鉄筋工
髙成 政次(45歳)
東京都出身。中学を卒業後に父親の会社に就職。外の世界に興味を持ち、鍛冶工と土木工を経験するが、結局鉄筋の仕事へ。他社で経験を積んだ後、6年前に戻り社長となる。
髙成鉄筋
首都圏が主なエリアで、新築マンション建設の現場が多い同社。数年内での法人化に向け、新たな仲間を増やすことが目下の課題。自然体で働ける会社にしたいという。
◆ 080・1194・0741
◆ 東京都北区豊島7-12-20
◆ 創業1970年 ◆ 従業員数1名
完成したときには見えなくなる。しかし鉄筋工の仕事が建物を支えていることは周知の事実。表面からは決して見えない強固な芯。髙成の芯には鉄筋工の誇りがあった。
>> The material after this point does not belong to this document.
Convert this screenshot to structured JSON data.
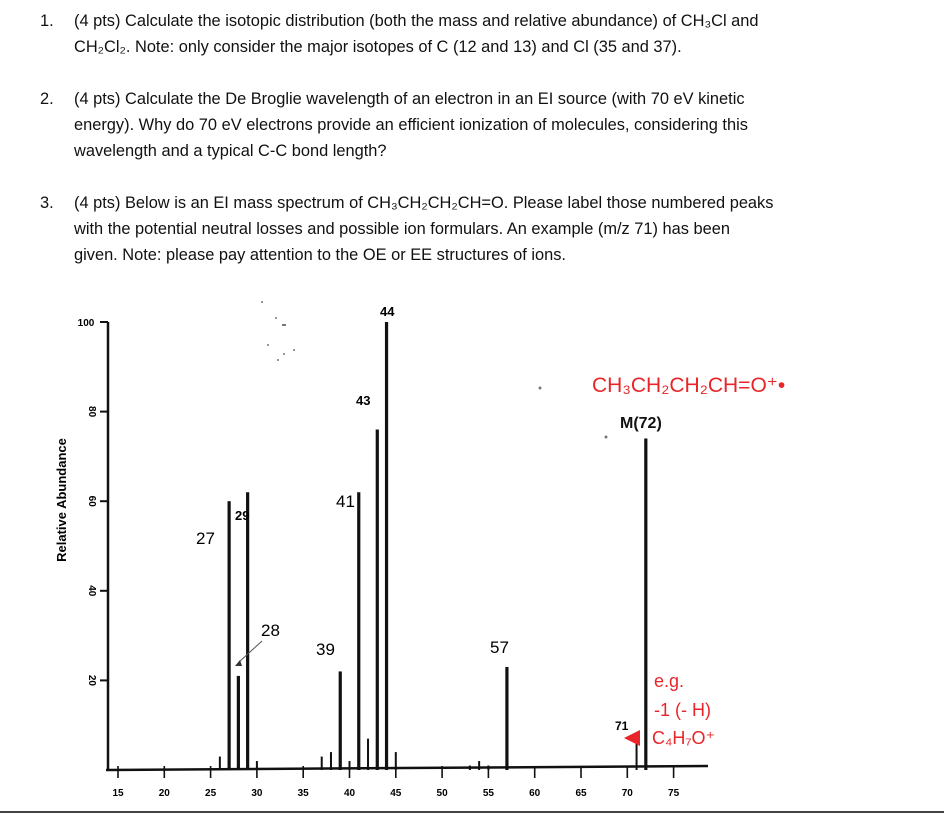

「父や兄など、身内から仕事を教えられることに、若かった自分は反発したくなっちゃんたんだよね。それで飛び出して別の仕事に行ったんだ。それなのに結局、鉄筋の現場に戻ってきた。2回も繰り返したんだから理屈じゃないんだよね。体で覚えていた鉄筋工の仕事。建物が完成したら見えなくなっちゃう部分だけれど、だからこそ見えない部分で建物を支えている凄さ。父親からは厳しく作業を教えられたけれど、その意義もいつの間にか叩き込まれていたんだね」
鉄筋工の辛さは知っていた。むしろ今でも厳しい仕事だと髙成は感じている。
「雨や雪。夏の暑さ。これらの辛さは今でも慣れないね。若い人だって苦しいよ。でも強がって平気なフリをする必要なんてない。自分の選んだ道だから、ちょっと我慢して受け入れる。するとその先に自分が鉄筋工である理由が見えるはずだよ。俺と同じように」
鉄筋が建物を支えている自負が、表面的な厳しさを些末なものに感じさせる。自分を偽る必要はない。ゴールには遥かに大きい充実感があるのだから。